Steelhead trout is an affordable, sustainable way to incorporate fish into your diet. Versatile, easy to cook, and delicious prepared a number of ways, this is one delicious protein to get to know better.
What Are Steelhead Trout?
Native to the West Coast and Alaska, steelhead trout is a silvery fish with a similar taste and look as Pacific salmon. Steaks, fillets, and whole fish are sold in fish markets around the country, and are popular on restaurant menus as well.
How To Cook Steelhead Trout
Fresh or frozen steelhead trout can be prepared in a number of ways and styles. Thaw frozen steelhead trout overnight in the fridge before cooking, and bake, pan-fry, broil, poach, or sauté this flavorful fish simply with lemon and butter, or your favorite seasonings. Steelhead trout can also be pickled or cured, a popular preparation in Scandinavian and Eastern European cuisine.
What Does It Taste Like?
Steelhead trout lacks the fatty mouthfeel of salmon, offering a more delicate flavor and flaky texture. These qualities make it equally suited as an entree on its own or in tacos, salad, or soup, and those averse to salmon's ocean fish notes may find steelhead trout more palatable.

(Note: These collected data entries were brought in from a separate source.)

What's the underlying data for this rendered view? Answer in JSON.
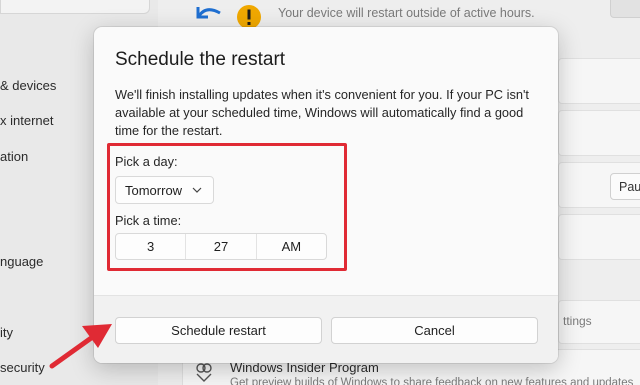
{
  "background": {
    "nav_items": [
      "& devices",
      "x internet",
      "ation",
      "nguage",
      "ity",
      "security"
    ],
    "update_notice": "Your device will restart outside of active hours.",
    "pause_button_label": "Pau",
    "settings_fragment": "ttings",
    "insider_title": "Windows Insider Program",
    "insider_subtitle": "Get preview builds of Windows to share feedback on new features and updates",
    "icon_names": [
      "sync-arrow-icon",
      "warning-icon",
      "insider-icon"
    ]
  },
  "dialog": {
    "title": "Schedule the restart",
    "description": "We'll finish installing updates when it's convenient for you. If your PC isn't available at your scheduled time, Windows will automatically find a good time for the restart.",
    "day_label": "Pick a day:",
    "day_value": "Tomorrow",
    "time_label": "Pick a time:",
    "time": {
      "hour": "3",
      "minute": "27",
      "period": "AM"
    },
    "primary_button": "Schedule restart",
    "secondary_button": "Cancel"
  },
  "colors": {
    "highlight": "#e02a34",
    "warning": "#f0a800",
    "accent": "#1f6fd1"
  }
}
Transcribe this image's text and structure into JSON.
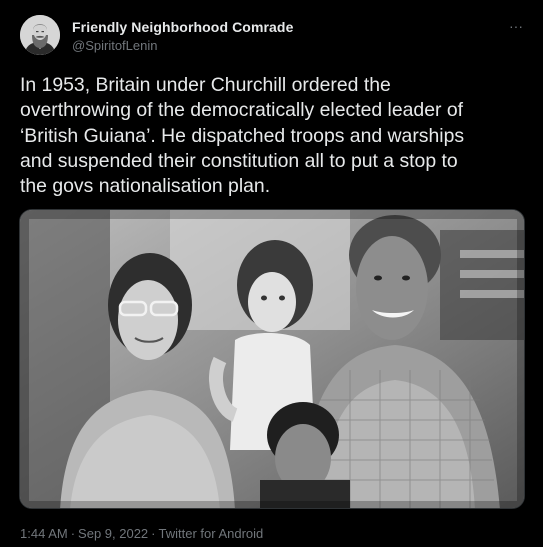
{
  "tweet": {
    "author": {
      "display_name": "Friendly Neighborhood Comrade",
      "handle": "@SpiritofLenin"
    },
    "more_icon": "more-horizontal-icon",
    "more_glyph": "···",
    "text": "In 1953, Britain under Churchill ordered the\noverthrowing of the democratically elected leader of\n‘British Guiana’. He dispatched troops and warships\nand suspended their constitution all to put a stop to\nthe govs nationalisation plan.",
    "meta": {
      "time": "1:44 AM",
      "separator": "·",
      "date": "Sep 9, 2022",
      "source": "Twitter for Android"
    }
  },
  "colors": {
    "background": "#000000",
    "primary_text": "#e7e9ea",
    "secondary_text": "#71767b",
    "border": "#2f3336"
  }
}
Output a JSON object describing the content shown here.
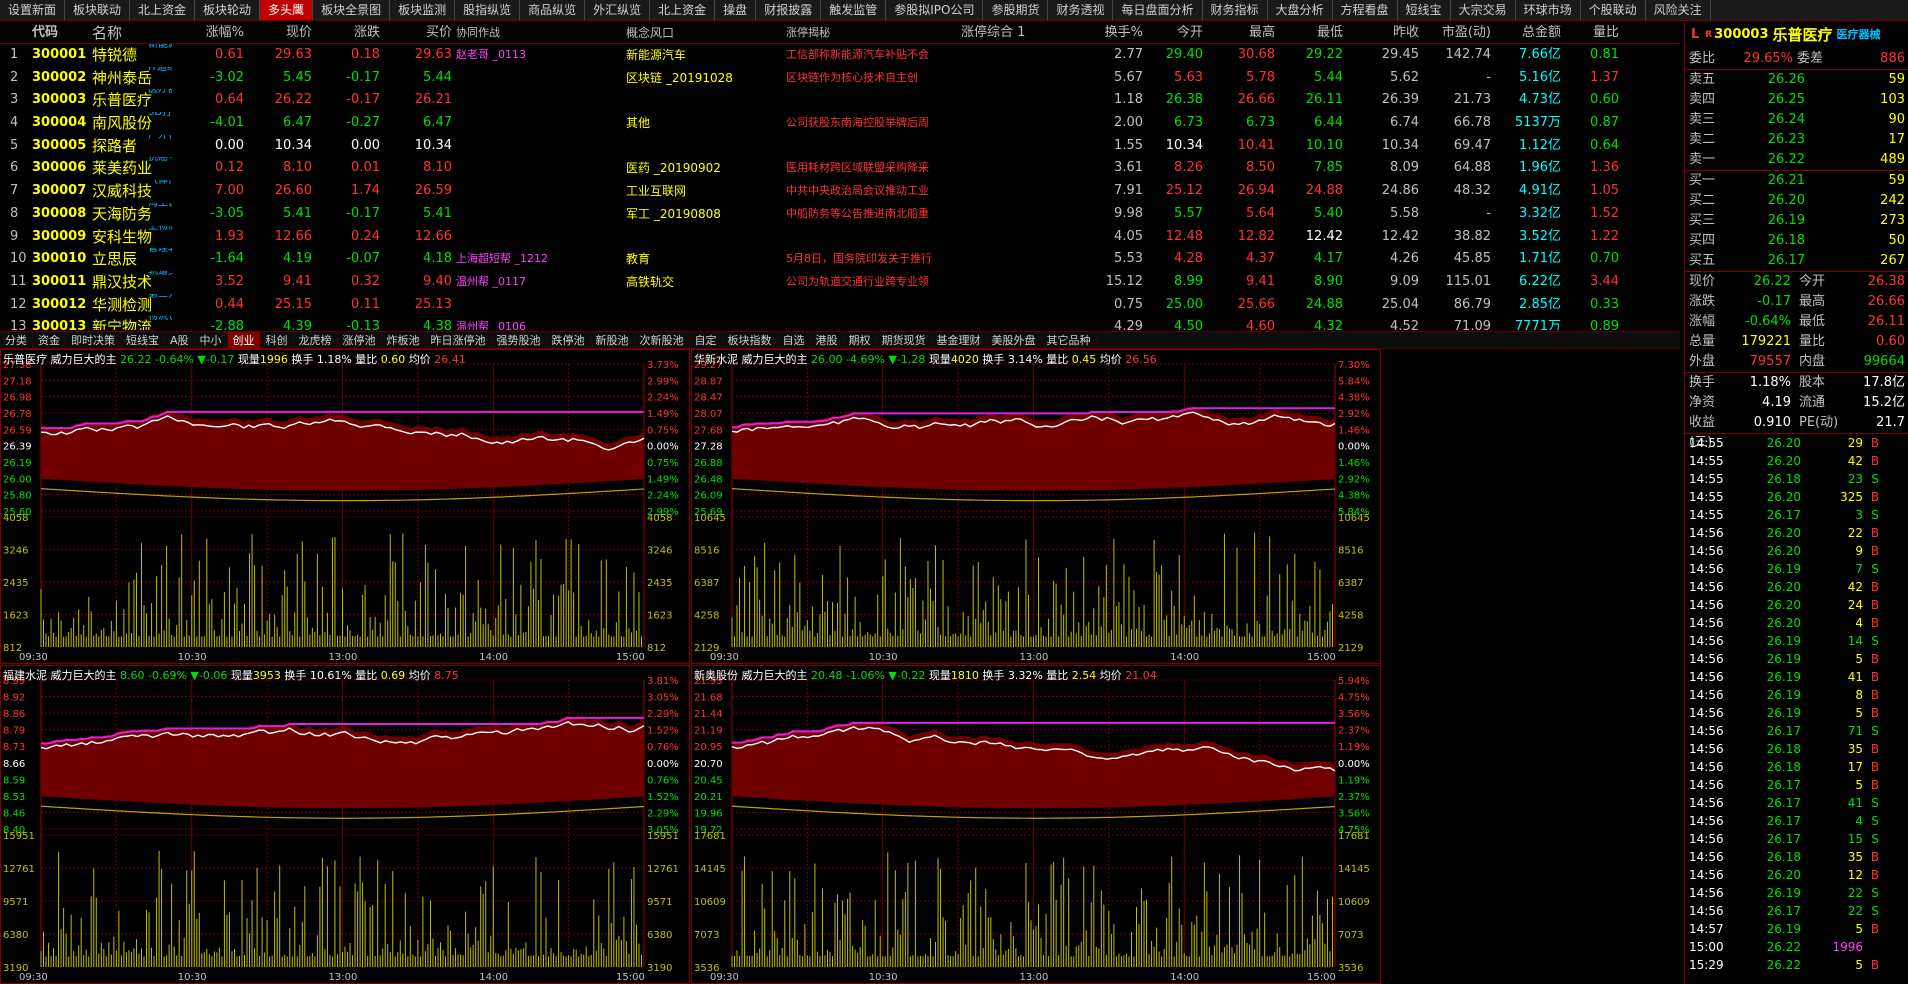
{
  "menu": [
    "设置新面",
    "板块联动",
    "北上资金",
    "板块轮动",
    "多头鹰",
    "板块全景图",
    "板块监测",
    "股指纵览",
    "商品纵览",
    "外汇纵览",
    "北上资金",
    "操盘",
    "财报披露",
    "触发监管",
    "参股拟IPO公司",
    "参股期货",
    "财务透视",
    "每日盘面分析",
    "财务指标",
    "大盘分析",
    "方程看盘",
    "短线宝",
    "大宗交易",
    "环球市场",
    "个股联动",
    "风险关注"
  ],
  "menu_active": 4,
  "headers": [
    "",
    "代码",
    "名称",
    "涨幅%",
    "现价",
    "涨跌",
    "买价",
    "协同作战",
    "概念风口",
    "涨停揭秘",
    "涨停综合 1",
    "换手%",
    "今开",
    "最高",
    "最低",
    "昨收",
    "市盈(动)",
    "总金额",
    "量比"
  ],
  "rows": [
    [
      "1",
      "300001",
      "特锐德",
      "新能源汽车",
      "R",
      "0.61",
      "29.63",
      "0.18",
      "29.63",
      "赵老哥  _0113",
      "新能源汽车",
      "工信部称新能源汽车补贴不会",
      "",
      "2.77",
      "29.40",
      "30.68",
      "29.22",
      "29.45",
      "142.74",
      "7.66亿",
      "0.81"
    ],
    [
      "2",
      "300002",
      "神州泰岳",
      "IT运维+?",
      "R",
      "-3.02",
      "5.45",
      "-0.17",
      "5.44",
      "",
      "区块链  _20191028",
      "区块链作为核心技术自主创",
      "",
      "5.67",
      "5.63",
      "5.78",
      "5.44",
      "5.62",
      "-",
      "5.16亿",
      "1.37"
    ],
    [
      "3",
      "300003",
      "乐普医疗",
      "医疗器械",
      "R",
      "0.64",
      "26.22",
      "-0.17",
      "26.21",
      "",
      "",
      "",
      "",
      "1.18",
      "26.38",
      "26.66",
      "26.11",
      "26.39",
      "21.73",
      "4.73亿",
      "0.60"
    ],
    [
      "4",
      "300004",
      "南风股份",
      "3D打印+?",
      "",
      "-4.01",
      "6.47",
      "-0.27",
      "6.47",
      "",
      "其他",
      "公司获股东南海控股举牌后周",
      "",
      "2.00",
      "6.73",
      "6.73",
      "6.44",
      "6.74",
      "66.78",
      "5137万",
      "0.87"
    ],
    [
      "5",
      "300005",
      "探路者",
      "户外行业",
      "",
      "0.00",
      "10.34",
      "0.00",
      "10.34",
      "",
      "",
      "",
      "",
      "1.55",
      "10.34",
      "10.41",
      "10.10",
      "10.34",
      "69.47",
      "1.12亿",
      "0.64"
    ],
    [
      "6",
      "300006",
      "莱美药业",
      "抗癌+?",
      "R",
      "0.12",
      "8.10",
      "0.01",
      "8.10",
      "",
      "医药  _20190902",
      "医用耗材跨区域联盟采购降采",
      "",
      "3.61",
      "8.26",
      "8.50",
      "7.85",
      "8.09",
      "64.88",
      "1.96亿",
      "1.36"
    ],
    [
      "7",
      "300007",
      "汉威科技",
      "气体传感",
      "",
      "7.00",
      "26.60",
      "1.74",
      "26.59",
      "",
      "工业互联网",
      "中共中央政治局会议推动工业",
      "",
      "7.91",
      "25.12",
      "26.94",
      "24.88",
      "24.86",
      "48.32",
      "4.91亿",
      "1.05"
    ],
    [
      "8",
      "300008",
      "天海防务",
      "海工设计",
      "",
      "-3.05",
      "5.41",
      "-0.17",
      "5.41",
      "",
      "军工  _20190808",
      "中船防务等公告推进南北船重",
      "",
      "9.98",
      "5.57",
      "5.64",
      "5.40",
      "5.58",
      "-",
      "3.32亿",
      "1.52"
    ],
    [
      "9",
      "300009",
      "安科生物",
      "生物制药",
      "R",
      "1.93",
      "12.66",
      "0.24",
      "12.66",
      "",
      "",
      "",
      "",
      "4.05",
      "12.48",
      "12.82",
      "12.42",
      "12.42",
      "38.82",
      "3.52亿",
      "1.22"
    ],
    [
      "10",
      "300010",
      "立思辰",
      "管理软件",
      "R",
      "-1.64",
      "4.19",
      "-0.07",
      "4.18",
      "上海超短帮  _1212",
      "教育",
      "5月8日，国务院印发关于推行",
      "",
      "5.53",
      "4.28",
      "4.37",
      "4.17",
      "4.26",
      "45.85",
      "1.71亿",
      "0.70"
    ],
    [
      "11",
      "300011",
      "鼎汉技术",
      "轨道交通",
      "",
      "3.52",
      "9.41",
      "0.32",
      "9.40",
      "温州帮  _0117",
      "高铁轨交",
      "公司为轨道交通行业跨专业领",
      "",
      "15.12",
      "8.99",
      "9.41",
      "8.90",
      "9.09",
      "115.01",
      "6.22亿",
      "3.44"
    ],
    [
      "12",
      "300012",
      "华测检测",
      "第三方检",
      "R",
      "0.44",
      "25.15",
      "0.11",
      "25.13",
      "",
      "",
      "",
      "",
      "0.75",
      "25.00",
      "25.66",
      "24.88",
      "25.04",
      "86.79",
      "2.85亿",
      "0.33"
    ],
    [
      "13",
      "300013",
      "新宁物流",
      "物流仓储",
      "",
      "-2.88",
      "4.39",
      "-0.13",
      "4.38",
      "温州帮  _0106",
      "",
      "",
      "",
      "4.29",
      "4.50",
      "4.60",
      "4.32",
      "4.52",
      "71.09",
      "7771万",
      "0.89"
    ]
  ],
  "tabs": [
    "分类",
    "资金",
    "即时决策",
    "短线宝",
    "A股",
    "中小",
    "创业",
    "科创",
    "龙虎榜",
    "涨停池",
    "炸板池",
    "昨日涨停池",
    "强势股池",
    "跌停池",
    "新股池",
    "次新股池",
    "自定",
    "板块指数",
    "自选",
    "港股",
    "期权",
    "期货现货",
    "基金理财",
    "美股外盘",
    "其它品种"
  ],
  "tabs_selected": 6,
  "charts": [
    {
      "name": "乐普医疗",
      "label": "威力巨大的主",
      "price": "26.22",
      "pct": "-0.64%",
      "chg": "▼-0.17",
      "vol_label": "现量",
      "vol": "1996",
      "turn_label": "换手",
      "turn": "1.18%",
      "lb_label": "量比",
      "lb": "0.60",
      "avg_label": "均价",
      "avg": "26.41",
      "y_left": [
        "27.38",
        "27.18",
        "26.98",
        "26.78",
        "26.59",
        "26.39",
        "26.19",
        "26.00",
        "25.80",
        "25.60"
      ],
      "y_right": [
        "3.73%",
        "2.99%",
        "2.24%",
        "1.49%",
        "0.75%",
        "0.00%",
        "0.75%",
        "1.49%",
        "2.24%",
        "2.99%"
      ],
      "vol_left": [
        "4058",
        "3246",
        "2435",
        "1623",
        "812"
      ],
      "times": [
        "09:30",
        "10:30",
        "13:00",
        "14:00",
        "15:00"
      ]
    },
    {
      "name": "华新水泥",
      "label": "威力巨大的主",
      "price": "26.00",
      "pct": "-4.69%",
      "chg": "▼-1.28",
      "vol_label": "现量",
      "vol": "4020",
      "turn_label": "换手",
      "turn": "3.14%",
      "lb_label": "量比",
      "lb": "0.45",
      "avg_label": "均价",
      "avg": "26.56",
      "y_left": [
        "29.27",
        "28.87",
        "28.47",
        "28.07",
        "27.68",
        "27.28",
        "26.88",
        "26.48",
        "26.09",
        "25.69"
      ],
      "y_right": [
        "7.30%",
        "5.84%",
        "4.38%",
        "2.92%",
        "1.46%",
        "0.00%",
        "1.46%",
        "2.92%",
        "4.38%",
        "5.84%"
      ],
      "vol_left": [
        "10645",
        "8516",
        "6387",
        "4258",
        "2129"
      ],
      "times": [
        "09:30",
        "10:30",
        "13:00",
        "14:00",
        "15:00"
      ]
    },
    {
      "name": "福建水泥",
      "label": "威力巨大的主",
      "price": "8.60",
      "pct": "-0.69%",
      "chg": "▼-0.06",
      "vol_label": "现量",
      "vol": "3953",
      "turn_label": "换手",
      "turn": "10.61%",
      "lb_label": "量比",
      "lb": "0.69",
      "avg_label": "均价",
      "avg": "8.75",
      "y_left": [
        "8.99",
        "8.92",
        "8.86",
        "8.79",
        "8.73",
        "8.66",
        "8.59",
        "8.53",
        "8.46",
        "8.40"
      ],
      "y_right": [
        "3.81%",
        "3.05%",
        "2.29%",
        "1.52%",
        "0.76%",
        "0.00%",
        "0.76%",
        "1.52%",
        "2.29%",
        "3.05%"
      ],
      "vol_left": [
        "15951",
        "12761",
        "9571",
        "6380",
        "3190"
      ],
      "times": [
        "09:30",
        "10:30",
        "13:00",
        "14:00",
        "15:00"
      ]
    },
    {
      "name": "新奥股份",
      "label": "威力巨大的主",
      "price": "20.48",
      "pct": "-1.06%",
      "chg": "▼-0.22",
      "vol_label": "现量",
      "vol": "1810",
      "turn_label": "换手",
      "turn": "3.32%",
      "lb_label": "量比",
      "lb": "2.54",
      "avg_label": "均价",
      "avg": "21.04",
      "y_left": [
        "21.93",
        "21.68",
        "21.44",
        "21.19",
        "20.95",
        "20.70",
        "20.45",
        "20.21",
        "19.96",
        "19.72"
      ],
      "y_right": [
        "5.94%",
        "4.75%",
        "3.56%",
        "2.37%",
        "1.19%",
        "0.00%",
        "1.19%",
        "2.37%",
        "3.56%",
        "4.75%"
      ],
      "vol_left": [
        "17681",
        "14145",
        "10609",
        "7073",
        "3536"
      ],
      "times": [
        "09:30",
        "10:30",
        "13:00",
        "14:00",
        "15:00"
      ]
    }
  ],
  "panel": {
    "badge": "L",
    "r": "R",
    "code": "300003",
    "name": "乐普医疗",
    "sector": "医疗器械",
    "wb_label": "委比",
    "wb": "29.65%",
    "wc_label": "委差",
    "wc": "886",
    "asks": [
      [
        "卖五",
        "26.26",
        "59"
      ],
      [
        "卖四",
        "26.25",
        "103"
      ],
      [
        "卖三",
        "26.24",
        "90"
      ],
      [
        "卖二",
        "26.23",
        "17"
      ],
      [
        "卖一",
        "26.22",
        "489"
      ]
    ],
    "bids": [
      [
        "买一",
        "26.21",
        "59"
      ],
      [
        "买二",
        "26.20",
        "242"
      ],
      [
        "买三",
        "26.19",
        "273"
      ],
      [
        "买四",
        "26.18",
        "50"
      ],
      [
        "买五",
        "26.17",
        "267"
      ]
    ],
    "stats": [
      [
        "现价",
        "26.22",
        "今开",
        "26.38"
      ],
      [
        "涨跌",
        "-0.17",
        "最高",
        "26.66"
      ],
      [
        "涨幅",
        "-0.64%",
        "最低",
        "26.11"
      ],
      [
        "总量",
        "179221",
        "量比",
        "0.60"
      ],
      [
        "外盘",
        "79557",
        "内盘",
        "99664"
      ]
    ],
    "stats2": [
      [
        "换手",
        "1.18%",
        "股本",
        "17.8亿"
      ],
      [
        "净资",
        "4.19",
        "流通",
        "15.2亿"
      ],
      [
        "收益(三)",
        "0.910",
        "PE(动)",
        "21.7"
      ]
    ],
    "ticks": [
      [
        "14:55",
        "26.20",
        "29",
        "B"
      ],
      [
        "14:55",
        "26.20",
        "42",
        "B"
      ],
      [
        "14:55",
        "26.18",
        "23",
        "S"
      ],
      [
        "14:55",
        "26.20",
        "325",
        "B"
      ],
      [
        "14:55",
        "26.17",
        "3",
        "S"
      ],
      [
        "14:56",
        "26.20",
        "22",
        "B"
      ],
      [
        "14:56",
        "26.20",
        "9",
        "B"
      ],
      [
        "14:56",
        "26.19",
        "7",
        "S"
      ],
      [
        "14:56",
        "26.20",
        "42",
        "B"
      ],
      [
        "14:56",
        "26.20",
        "24",
        "B"
      ],
      [
        "14:56",
        "26.20",
        "4",
        "B"
      ],
      [
        "14:56",
        "26.19",
        "14",
        "S"
      ],
      [
        "14:56",
        "26.19",
        "5",
        "B"
      ],
      [
        "14:56",
        "26.19",
        "41",
        "B"
      ],
      [
        "14:56",
        "26.19",
        "8",
        "B"
      ],
      [
        "14:56",
        "26.19",
        "5",
        "B"
      ],
      [
        "14:56",
        "26.17",
        "71",
        "S"
      ],
      [
        "14:56",
        "26.18",
        "35",
        "B"
      ],
      [
        "14:56",
        "26.18",
        "17",
        "B"
      ],
      [
        "14:56",
        "26.17",
        "5",
        "B"
      ],
      [
        "14:56",
        "26.17",
        "41",
        "S"
      ],
      [
        "14:56",
        "26.17",
        "4",
        "S"
      ],
      [
        "14:56",
        "26.17",
        "15",
        "S"
      ],
      [
        "14:56",
        "26.18",
        "35",
        "B"
      ],
      [
        "14:56",
        "26.20",
        "12",
        "B"
      ],
      [
        "14:56",
        "26.19",
        "22",
        "S"
      ],
      [
        "14:56",
        "26.17",
        "22",
        "S"
      ],
      [
        "14:57",
        "26.19",
        "5",
        "B"
      ],
      [
        "15:00",
        "26.22",
        "1996",
        ""
      ],
      [
        "15:29",
        "26.22",
        "5",
        "B"
      ]
    ]
  }
}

Steelhead Trout vs. Salmon
Steelhead trout is often mistaken for salmon, as they both have bright orange-pink flesh that cooks to opaque. Substitute steelhead trout for salmon in most recipes. Compared to Atlantic salmon, which is often found in thick cuts, steelhead trout are smaller and thinner, and cook more quickly.
Steelhead trout is often confused with rainbow trout. While they're of the same species, rainbow trout spend their lives in fresh water, and steelhead trout are anadromous (spend parts of their lives in fresh and salt water). Rainbow trout tend to be smaller, with paler flesh and a gamier flavor. Steelhead trout can be substituted for rainbow trout in most recipes.
Steelhead Trout Recipes
Where to Buy Steelhead Trout
Depending on your location you’ll find it at your local fishmonger or supermarket fresh or frozen with farmed and wild-caught varieties available. It’s most commonly available as fillets, but you’ll occasionally see it whole as well. You can also order steelhead trout online.
Store uncooked steelhead trout in its original packaging, tightly wrapped in plastic, or vacuum-sealed in the refrigerator for up to two days (up to three months frozen). Once cooked, steelhead trout will keep in the fridge for about three days.